Leader Blues

Tuesday, October 16, 2007

FROM THE PUBLISHER >>Quillin’s relatives stand by their man

Ron Quillin’s mother-in-law wasn’t too happy with my column Wednesday about the former Pulaski County comptroller who’s in prison for stealing more than $40,000 to finance an affair with a lady friend who was doing business with the county.

His mother-in-law, who’s surely a saint, mortgaged her home so he could repay the money he’d embezzled, although she knows her son-in-law is far from perfect. His love affair with a St. Louis woman, much of it conducted through hundreds of emails from his office, “was very stupid and selfish,” his mother-in-law tells us in an email, also pointing out we misspelled his name.  

“However, since he is very remorseful, at least you can understand why his family is supporting him and not turning our backs on him.  Would you turn your back on your children if they made mistakes and needed you?” she asks.

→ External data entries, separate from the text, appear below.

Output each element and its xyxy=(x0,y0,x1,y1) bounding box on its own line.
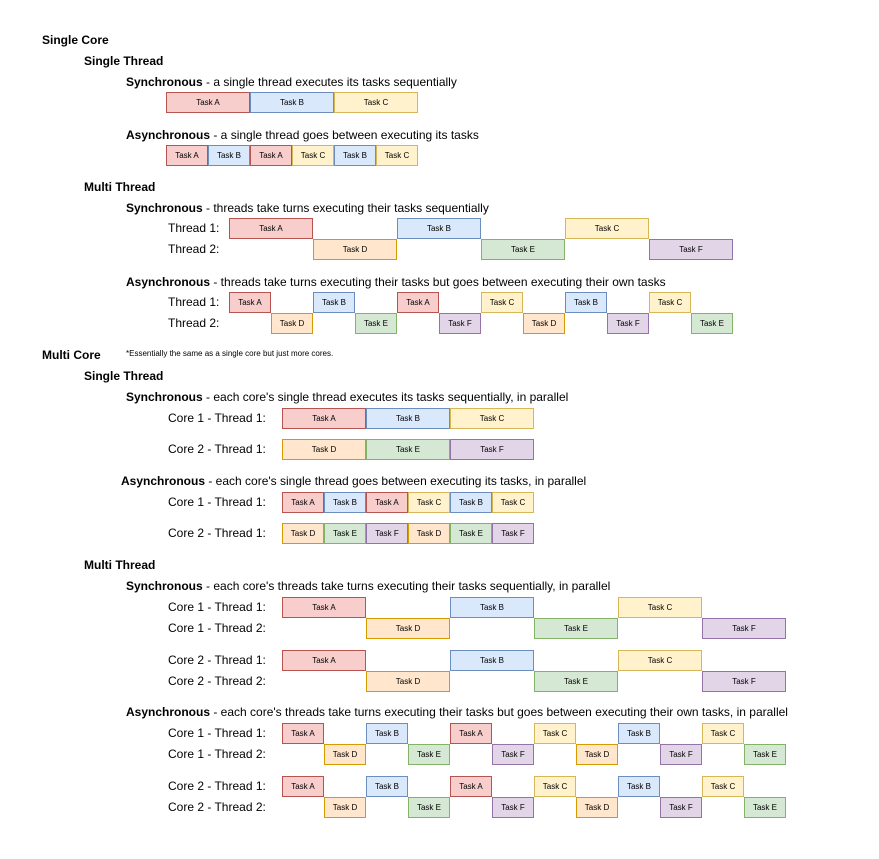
task-e-block: Task E xyxy=(744,744,786,765)
task-b-block: Task B xyxy=(324,492,366,513)
single-core-heading: Single Core xyxy=(42,33,109,47)
task-b-block: Task B xyxy=(450,492,492,513)
task-d-block: Task D xyxy=(576,797,618,818)
row-label: Core 2 - Thread 1: xyxy=(168,442,266,456)
task-b-block: Task B xyxy=(618,776,660,797)
task-e-block: Task E xyxy=(450,523,492,544)
task-e-block: Task E xyxy=(355,313,397,334)
task-b-block: Task B xyxy=(450,597,534,618)
row-label: Core 2 - Thread 2: xyxy=(168,800,266,814)
task-b-block: Task B xyxy=(450,650,534,671)
task-b-block: Task B xyxy=(313,292,355,313)
task-c-block: Task C xyxy=(565,218,649,239)
task-c-block: Task C xyxy=(334,92,418,113)
task-d-block: Task D xyxy=(313,239,397,260)
task-c-block: Task C xyxy=(376,145,418,166)
task-f-block: Task F xyxy=(607,313,649,334)
task-d-block: Task D xyxy=(366,618,450,639)
task-a-block: Task A xyxy=(282,408,366,429)
task-c-block: Task C xyxy=(492,492,534,513)
sc-single-thread-heading: Single Thread xyxy=(84,54,164,68)
task-e-block: Task E xyxy=(691,313,733,334)
task-d-block: Task D xyxy=(324,797,366,818)
task-d-block: Task D xyxy=(282,523,324,544)
task-e-block: Task E xyxy=(408,744,450,765)
task-b-block: Task B xyxy=(618,723,660,744)
task-c-block: Task C xyxy=(534,723,576,744)
mc-st-async-desc: Asynchronous - each core's single thread goes between executing its tasks, in parallel xyxy=(121,474,587,488)
task-c-block: Task C xyxy=(481,292,523,313)
sc-st-sync-desc: Synchronous - a single thread executes its tasks sequentially xyxy=(126,75,457,89)
task-d-block: Task D xyxy=(324,744,366,765)
task-b-block: Task B xyxy=(208,145,250,166)
task-a-block: Task A xyxy=(450,776,492,797)
task-c-block: Task C xyxy=(702,723,744,744)
task-a-block: Task A xyxy=(450,723,492,744)
task-f-block: Task F xyxy=(492,797,534,818)
task-e-block: Task E xyxy=(481,239,565,260)
task-e-block: Task E xyxy=(534,671,618,692)
task-b-block: Task B xyxy=(366,408,450,429)
task-a-block: Task A xyxy=(229,218,313,239)
multi-core-heading: Multi Core xyxy=(42,348,101,362)
row-label: Core 1 - Thread 1: xyxy=(168,600,266,614)
task-a-block: Task A xyxy=(282,492,324,513)
sc-mt-async-desc: Asynchronous - threads take turns executing their tasks but goes between executing their own tasks xyxy=(126,275,666,289)
task-f-block: Task F xyxy=(660,744,702,765)
task-f-block: Task F xyxy=(450,439,534,460)
multi-core-note: *Essentially the same as a single core but just more cores. xyxy=(126,349,334,358)
sc-mt-sync-desc: Synchronous - threads take turns executing their tasks sequentially xyxy=(126,201,489,215)
task-b-block: Task B xyxy=(565,292,607,313)
task-a-block: Task A xyxy=(282,723,324,744)
task-d-block: Task D xyxy=(408,523,450,544)
task-f-block: Task F xyxy=(702,618,786,639)
mc-st-sync-desc: Synchronous - each core's single thread executes its tasks sequentially, in parallel xyxy=(126,390,569,404)
sc-st-async-desc: Asynchronous - a single thread goes between executing its tasks xyxy=(126,128,479,142)
row-label: Core 2 - Thread 1: xyxy=(168,779,266,793)
row-label: Core 2 - Thread 2: xyxy=(168,674,266,688)
task-a-block: Task A xyxy=(366,492,408,513)
task-a-block: Task A xyxy=(397,292,439,313)
task-a-block: Task A xyxy=(166,92,250,113)
task-f-block: Task F xyxy=(492,523,534,544)
task-e-block: Task E xyxy=(744,797,786,818)
row-label: Core 1 - Thread 2: xyxy=(168,621,266,635)
row-label: Core 1 - Thread 1: xyxy=(168,411,266,425)
task-f-block: Task F xyxy=(702,671,786,692)
task-f-block: Task F xyxy=(492,744,534,765)
task-b-block: Task B xyxy=(250,92,334,113)
row-label: Core 2 - Thread 1: xyxy=(168,526,266,540)
task-a-block: Task A xyxy=(282,776,324,797)
task-c-block: Task C xyxy=(534,776,576,797)
row-label: Core 1 - Thread 2: xyxy=(168,747,266,761)
task-e-block: Task E xyxy=(534,618,618,639)
row-label: Thread 1: xyxy=(168,221,220,235)
task-c-block: Task C xyxy=(618,650,702,671)
task-c-block: Task C xyxy=(408,492,450,513)
task-c-block: Task C xyxy=(450,408,534,429)
row-label: Core 2 - Thread 1: xyxy=(168,653,266,667)
mc-multi-thread-heading: Multi Thread xyxy=(84,558,156,572)
task-f-block: Task F xyxy=(439,313,481,334)
task-c-block: Task C xyxy=(702,776,744,797)
row-label: Core 1 - Thread 1: xyxy=(168,726,266,740)
task-d-block: Task D xyxy=(271,313,313,334)
row-label: Thread 1: xyxy=(168,295,220,309)
task-e-block: Task E xyxy=(408,797,450,818)
task-d-block: Task D xyxy=(523,313,565,334)
row-label: Thread 2: xyxy=(168,242,220,256)
task-a-block: Task A xyxy=(166,145,208,166)
task-c-block: Task C xyxy=(649,292,691,313)
task-d-block: Task D xyxy=(366,671,450,692)
task-c-block: Task C xyxy=(618,597,702,618)
task-b-block: Task B xyxy=(334,145,376,166)
task-b-block: Task B xyxy=(366,776,408,797)
task-d-block: Task D xyxy=(576,744,618,765)
task-e-block: Task E xyxy=(324,523,366,544)
task-a-block: Task A xyxy=(250,145,292,166)
task-a-block: Task A xyxy=(282,597,366,618)
task-f-block: Task F xyxy=(366,523,408,544)
task-d-block: Task D xyxy=(282,439,366,460)
task-b-block: Task B xyxy=(366,723,408,744)
mc-mt-async-desc: Asynchronous - each core's threads take turns executing their tasks but goes between executing their own tasks, in parallel xyxy=(126,705,788,719)
task-b-block: Task B xyxy=(397,218,481,239)
task-a-block: Task A xyxy=(282,650,366,671)
task-f-block: Task F xyxy=(649,239,733,260)
mc-mt-sync-desc: Synchronous - each core's threads take turns executing their tasks sequentially, in parallel xyxy=(126,579,611,593)
task-a-block: Task A xyxy=(229,292,271,313)
row-label: Core 1 - Thread 1: xyxy=(168,495,266,509)
row-label: Thread 2: xyxy=(168,316,220,330)
sc-multi-thread-heading: Multi Thread xyxy=(84,180,156,194)
mc-single-thread-heading: Single Thread xyxy=(84,369,164,383)
task-c-block: Task C xyxy=(292,145,334,166)
task-e-block: Task E xyxy=(366,439,450,460)
task-f-block: Task F xyxy=(660,797,702,818)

Just over a week ago, the state Supreme Court ordered the release of the embarrassing emails after Pulaski County Judge Buddy Villines fought unsuccessfully for months to keep the emails secret.

“It may interest you to know that we knew about the emails long before we loaned Ron the money to repay the citizens of Pulaski County,” his mother-in-law writes. “It also may interest you to know that not even one program or project suffered because of his crime. Did you make so much fuss when the Arkansas Symphony financial director stole $160,000 from the symphony a couple of years ago and only has to repay about $24,000 and will get a sentence of only 10 years? He hasn’t even gone to prison yet because he wanted to help his daughter get through her senior year. There are many more examples of worse behavior on record.”

Sure there are worse cases out there — child rapists, serial killers, crooked politicians — but we wrote about Quillin’s case less because of his personal life and more because it applied to the state Freedom of Information Act, which Pulaski County tried to ignore until the courts said the emails were public property.

Quillin didn’t steal all that much — in fact, his mother-in-law points out the additional $14,000 he must repay (not $12,000 as we claimed) is mostly for the cost of the audit. A couple of thousand dollars were for questionable travel expenses. He’s agreed to repay $200 a month when he goes free.

“As for our daughter,” his mother-in-law continues, “we are very proud of her. She has been through hell this past few months but loves her husband and has chosen to keep the vows she made on their wedding day.  She has had a lot of  ‘for worse’ lately. Those vows don’t come with qualifiers, and there has been much ‘for better.’  

“As for the other woman, no, she hasn’t helped in any way to make restitution, though it would be nice if she did.  However, her marriage is destroyed and we all know the sad effect that will have on her two young children.  If only people would realize that their choices, whether good or bad, don’t affect only themselves. “Ron is a very intelligent person,” she insists. “He made stupid, immoral and illegal choices and mistakes. That seems to prove that he isn’t very smart, but really he is. In fact, he is probably the best comptroller that Pulaski County has had and did his job very well as far as the decisions he made concerning his job. He did a lot of good for Pulaski County so it is a shame he made such dumb personal decisions and used his job to help him.

“He knew that an audit would be performed when he left the job as comptroller, but left anyway because he knew that he couldn’t continue the way he was going. That’s why the more intense audit that was performed because a crime had been committed didn’t show anything that he hadn’t already admitted to. He was upfront and cooperated with authorities from the moment he was arrested.     

“We love him and are waiting for him to get out of prison, which will be most likely two years since he only has to do two months for every year of the 12 he was sentenced to.”